Luanda - L'Angola a importé, au premier trimestre de cette année, 1,3 million de tonnes de produits divers, contre 1,9 million de tonnes importées au quatrième trimestre de 2019, une différence qui représente une réduction de 28,5%, a informé ce mardi le ministre de l'Economie et de la Planification, Sérgio Santos.

  • Port de Luanda, principal porte d'entrée des marchandises en Angola.

Sur les quelque deux milliards de dollars destinés aux importations de janvier à mars de l'année dernière, un quart était destiné aux produits alimentaires, 487 millions de dollars supplémentaires ont été dépensés pour l'importation de machines, d'instruments mécaniques et électriques, notamment de l'industrie de transformation, et le reste des sommes a été dépensé pour l'importation de matériaux de construction, de véhicules et de produits dérivés de minéraux.

Sérgio Santos, qui s'exprimait lors d'une réunion avec les opérateurs économiques du secteur de l'Industrie et du commerce et de l'Agriculture et de la Pêche, a précisé que la baisse des importations avait également causé la réduction de 21% les montants dépensés pour acheter ces produits à l'étranger.

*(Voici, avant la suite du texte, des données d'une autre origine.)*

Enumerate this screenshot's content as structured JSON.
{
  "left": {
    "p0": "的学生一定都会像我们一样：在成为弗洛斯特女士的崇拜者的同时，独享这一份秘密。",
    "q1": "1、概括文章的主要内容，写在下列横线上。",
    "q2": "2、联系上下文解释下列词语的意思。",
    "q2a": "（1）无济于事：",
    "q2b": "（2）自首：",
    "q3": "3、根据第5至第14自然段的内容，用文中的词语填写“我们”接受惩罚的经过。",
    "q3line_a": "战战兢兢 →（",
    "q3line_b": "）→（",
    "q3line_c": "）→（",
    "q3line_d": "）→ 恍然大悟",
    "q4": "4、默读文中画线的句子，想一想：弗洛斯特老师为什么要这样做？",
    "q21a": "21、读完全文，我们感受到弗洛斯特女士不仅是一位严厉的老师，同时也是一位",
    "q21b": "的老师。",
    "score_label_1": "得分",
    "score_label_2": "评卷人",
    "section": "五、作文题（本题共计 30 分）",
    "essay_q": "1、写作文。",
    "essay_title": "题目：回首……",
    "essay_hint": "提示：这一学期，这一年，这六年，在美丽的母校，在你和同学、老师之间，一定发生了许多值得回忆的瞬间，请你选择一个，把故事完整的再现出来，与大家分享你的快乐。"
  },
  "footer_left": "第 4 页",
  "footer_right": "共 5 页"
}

Selon lui, la compétitivité de la production nationale est importante, en particulier à ce stade où le monde connaît des contraintes liées au commerce international et à l'accès aux «commoditis» et autres moyens d'importation.

Malgré les contraintes, dues à la composante change et monétaire, il considère que c'est un signe que les producteurs nationaux disposent désormais de plus d'espace, une mesure qui contribuera à la croissance de la production nationale et au changement de la structure des importations.

Pour Sérgio Santos, la baisse des importations créera un espace de production nationale et une opportunité pour les agents économiques de cesser d'importer des produits finis et de s’engager à l'importation de matières premières pour les industries.

Lors de la réunion, les opérateurs économiques ont présenté des problèmes tels que la hausse des prix des engrais de 10 000 à 20 000 AKZ, ainsi que l'intention d'une plus grande coopération entre les associations et les hommes d'affaires.